I made a local build of Syft that switches 3 and 4, so that the manifest is checked before the hard-coded map, and it fixes this particular issue:

$ go run cmd/syft/main.go -q /tmp/syft2596/newrelic-agent-8.8.0.jar -o json | jq '.artifacts[] | { name: .name, purl: .purl }' -c | grep spring
{"name":"spring","purl":"pkg:maven/com.newrelic.instrumentation.spring-3.0.0/spring@3.0.0-1.0"}
{"name":"spring","purl":"pkg:maven/com.newrelic.instrumentation.spring-4.0.0/spring@4.0.0-1.0"}
{"name":"spring","purl":"pkg:maven/com.newrelic.instrumentation.spring-4.2.0/spring@4.2.0-1.0"}
{"name":"spring","purl":"pkg:maven/com.newrelic.instrumentation.spring-4.3.0/spring@4.3.0-1.0"}

which definitely seems better (but maybe shouldn't have the -3.0.0 in the group ID?). However, this breaks a lot of our tests - the hard coded map of artifact ID to group ID was added because there are a lot of common JARs for which we can't find a group ID by any of the other methods.

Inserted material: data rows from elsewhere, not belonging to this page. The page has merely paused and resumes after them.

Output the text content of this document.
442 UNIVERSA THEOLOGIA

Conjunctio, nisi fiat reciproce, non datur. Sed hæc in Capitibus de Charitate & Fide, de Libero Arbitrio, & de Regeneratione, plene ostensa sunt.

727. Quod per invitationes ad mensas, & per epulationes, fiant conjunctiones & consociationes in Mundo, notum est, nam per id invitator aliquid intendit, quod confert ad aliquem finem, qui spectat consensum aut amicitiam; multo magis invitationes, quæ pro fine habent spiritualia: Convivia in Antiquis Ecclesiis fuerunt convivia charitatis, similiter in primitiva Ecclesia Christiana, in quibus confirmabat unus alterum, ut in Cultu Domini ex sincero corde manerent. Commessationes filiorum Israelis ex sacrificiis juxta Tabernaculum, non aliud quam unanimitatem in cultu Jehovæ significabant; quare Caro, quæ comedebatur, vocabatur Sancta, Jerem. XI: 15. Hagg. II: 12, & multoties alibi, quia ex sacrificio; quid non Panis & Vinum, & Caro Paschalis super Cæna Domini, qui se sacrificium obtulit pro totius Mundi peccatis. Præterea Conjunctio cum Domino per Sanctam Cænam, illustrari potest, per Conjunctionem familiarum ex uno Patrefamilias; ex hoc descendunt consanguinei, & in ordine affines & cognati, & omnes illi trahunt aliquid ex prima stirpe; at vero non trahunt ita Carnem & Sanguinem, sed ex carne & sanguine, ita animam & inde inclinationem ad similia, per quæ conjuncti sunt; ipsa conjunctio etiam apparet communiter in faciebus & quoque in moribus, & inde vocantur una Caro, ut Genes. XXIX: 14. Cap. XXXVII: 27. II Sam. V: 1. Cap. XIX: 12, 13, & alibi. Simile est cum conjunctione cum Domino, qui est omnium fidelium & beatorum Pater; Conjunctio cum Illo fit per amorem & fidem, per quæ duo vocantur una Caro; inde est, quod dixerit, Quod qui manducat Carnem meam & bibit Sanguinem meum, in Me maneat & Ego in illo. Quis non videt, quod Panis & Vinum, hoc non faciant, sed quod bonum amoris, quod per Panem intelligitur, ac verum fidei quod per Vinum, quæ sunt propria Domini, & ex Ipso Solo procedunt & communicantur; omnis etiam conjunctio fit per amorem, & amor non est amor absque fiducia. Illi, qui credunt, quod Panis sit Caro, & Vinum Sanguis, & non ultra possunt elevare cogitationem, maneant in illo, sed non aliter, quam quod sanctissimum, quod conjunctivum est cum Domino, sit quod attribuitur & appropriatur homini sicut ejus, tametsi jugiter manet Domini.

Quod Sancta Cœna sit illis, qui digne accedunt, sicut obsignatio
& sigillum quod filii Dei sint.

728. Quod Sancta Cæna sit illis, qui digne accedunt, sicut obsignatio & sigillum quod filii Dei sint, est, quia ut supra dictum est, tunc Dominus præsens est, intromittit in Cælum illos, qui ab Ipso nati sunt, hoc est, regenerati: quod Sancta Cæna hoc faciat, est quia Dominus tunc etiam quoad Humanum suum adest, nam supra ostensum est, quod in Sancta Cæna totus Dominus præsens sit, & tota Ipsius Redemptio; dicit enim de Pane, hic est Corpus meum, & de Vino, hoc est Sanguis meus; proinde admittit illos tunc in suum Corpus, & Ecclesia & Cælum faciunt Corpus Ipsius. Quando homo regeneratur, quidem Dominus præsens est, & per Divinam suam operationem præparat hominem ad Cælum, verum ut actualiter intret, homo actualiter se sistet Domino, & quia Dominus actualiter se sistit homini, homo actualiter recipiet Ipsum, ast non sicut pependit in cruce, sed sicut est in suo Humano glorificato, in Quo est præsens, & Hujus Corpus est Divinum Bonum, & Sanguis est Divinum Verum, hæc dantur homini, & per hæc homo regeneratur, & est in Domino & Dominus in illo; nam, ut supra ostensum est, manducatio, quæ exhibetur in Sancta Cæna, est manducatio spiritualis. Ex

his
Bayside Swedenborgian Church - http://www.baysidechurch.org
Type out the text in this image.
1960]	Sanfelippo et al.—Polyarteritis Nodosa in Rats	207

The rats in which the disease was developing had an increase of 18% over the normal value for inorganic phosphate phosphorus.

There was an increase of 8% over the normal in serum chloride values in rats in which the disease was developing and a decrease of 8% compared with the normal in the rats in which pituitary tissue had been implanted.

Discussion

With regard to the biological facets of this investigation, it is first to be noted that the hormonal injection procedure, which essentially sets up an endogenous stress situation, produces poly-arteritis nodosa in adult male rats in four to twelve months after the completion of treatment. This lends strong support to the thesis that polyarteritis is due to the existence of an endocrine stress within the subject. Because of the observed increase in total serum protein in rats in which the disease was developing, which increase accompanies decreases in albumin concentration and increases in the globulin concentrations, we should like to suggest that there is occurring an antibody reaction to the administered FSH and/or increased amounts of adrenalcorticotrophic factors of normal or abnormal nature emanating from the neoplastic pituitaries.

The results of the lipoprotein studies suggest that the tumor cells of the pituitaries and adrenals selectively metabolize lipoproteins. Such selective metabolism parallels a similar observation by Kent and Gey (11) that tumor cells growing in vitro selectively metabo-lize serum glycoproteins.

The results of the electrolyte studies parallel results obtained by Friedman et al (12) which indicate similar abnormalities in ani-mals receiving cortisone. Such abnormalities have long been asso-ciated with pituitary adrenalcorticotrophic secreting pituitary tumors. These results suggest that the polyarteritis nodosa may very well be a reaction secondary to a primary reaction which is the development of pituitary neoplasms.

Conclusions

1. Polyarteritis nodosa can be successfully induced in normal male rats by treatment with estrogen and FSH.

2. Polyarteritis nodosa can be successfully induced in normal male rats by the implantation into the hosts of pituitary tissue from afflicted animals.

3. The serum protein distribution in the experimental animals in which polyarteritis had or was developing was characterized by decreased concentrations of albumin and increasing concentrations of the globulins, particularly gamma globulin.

We might need to do something more complex than the fallback logic described above. For example, when we try to get the group ID from the manifest, we check a number of fields:

https://github.com/anchore/syft/blob/6107e5e2ad6e60f3f74ff4d3b2ca2ccffbed26ed/syft/pkg/cataloger/internal/cpegenerate/java.go#L25-L38

It might be possible that the hard-coded map should take precedence over the less common of those fields, but not the more common of those fields.

@cdupuis - do you know where in these JARs the build process is putting the "original group ID" you wished we preserved? Maybe a particular manifest key that's always set? That might help us come up with an implementation that fixes this without breaking the code paths that rely on the map.

willmurphyscode commented 2 months ago

2796 should improve the situation somewhat.